Contemporary Fiction Mystery

George Roundtree’s childhood had been normal to a fault. He was born and raised in the suburbs of Birmingham. A perfectly average place, and for the most part he’d been perfectly average himself. The 50th percentile in mostly everything he was involved himself in. Right at the tippity top of that bell curve was where he’d grown up. 

He’d been an ok footballer as a kid, nothing special. His grades were all C’s and B’s. He wasn’t unpleasant in appearance, but his face was very forgettable. If he’d ever gone missing the description portion of his flier would have been profoundly unhelpful.

All this uneventful mediocrity had led to George being acutely ill-prepared for anything unusual. Nothing unusual had ever really happened to him so when the ‘incidents’ began he was at a total loss. That’s not to say that anybody wouldn’t have found these ‘events’ disconcerting, most people would have been seriously disturbed, but for George the sensation first and foremost was just a general surprise that anything weird was happening to him at all.

It was his third year at university when the first ‘episode’ occurred, just a few weeks after his twentieth birthday. He was in his kitchen making scrambled eggs when suddenly he heard people talking behind him. He spun around but the room was completely empty. There wasn’t even anyone in the flat, he knew that. He went to see if the front door was inexplicably open but as soon as he moved from where he stood the voices stopped as suddenly as they’d begun.
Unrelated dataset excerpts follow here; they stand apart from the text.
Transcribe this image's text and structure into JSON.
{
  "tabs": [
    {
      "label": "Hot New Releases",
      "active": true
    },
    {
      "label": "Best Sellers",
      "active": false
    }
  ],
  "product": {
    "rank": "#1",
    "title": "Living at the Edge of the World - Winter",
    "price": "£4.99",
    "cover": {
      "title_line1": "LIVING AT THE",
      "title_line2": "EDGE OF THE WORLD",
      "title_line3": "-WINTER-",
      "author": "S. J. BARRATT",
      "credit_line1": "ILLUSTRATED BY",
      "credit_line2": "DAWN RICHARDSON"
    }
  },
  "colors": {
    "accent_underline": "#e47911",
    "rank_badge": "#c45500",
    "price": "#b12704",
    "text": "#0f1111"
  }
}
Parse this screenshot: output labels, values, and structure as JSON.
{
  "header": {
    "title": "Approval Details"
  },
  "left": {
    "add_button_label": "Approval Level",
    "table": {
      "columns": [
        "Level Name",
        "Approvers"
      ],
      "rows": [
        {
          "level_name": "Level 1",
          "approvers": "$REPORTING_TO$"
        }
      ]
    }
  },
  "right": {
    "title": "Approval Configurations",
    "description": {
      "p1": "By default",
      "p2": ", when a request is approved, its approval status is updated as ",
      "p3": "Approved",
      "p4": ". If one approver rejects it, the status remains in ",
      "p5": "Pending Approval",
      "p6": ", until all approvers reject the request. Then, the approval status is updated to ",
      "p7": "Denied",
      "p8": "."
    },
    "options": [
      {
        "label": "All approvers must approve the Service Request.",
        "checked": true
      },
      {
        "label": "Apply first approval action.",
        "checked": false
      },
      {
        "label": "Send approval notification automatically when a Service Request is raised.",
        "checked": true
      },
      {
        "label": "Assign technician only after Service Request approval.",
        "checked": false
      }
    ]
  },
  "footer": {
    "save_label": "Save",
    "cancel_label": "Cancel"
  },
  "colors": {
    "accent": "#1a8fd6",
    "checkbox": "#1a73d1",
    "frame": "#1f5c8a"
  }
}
George had stood in the kitchen nonplussed for a full minute trying to make sense of it. When he started to smell burning he genuinely worried the voices might have been the first signs of a stroke but then he remembered his eggs. He stepped to take them off the stove and suddenly he could hear them again. Step back, gone. Step forward, voices. He crouched down and the voices disappeared, when he stood, back they came. At this point the eggs were totally ruined.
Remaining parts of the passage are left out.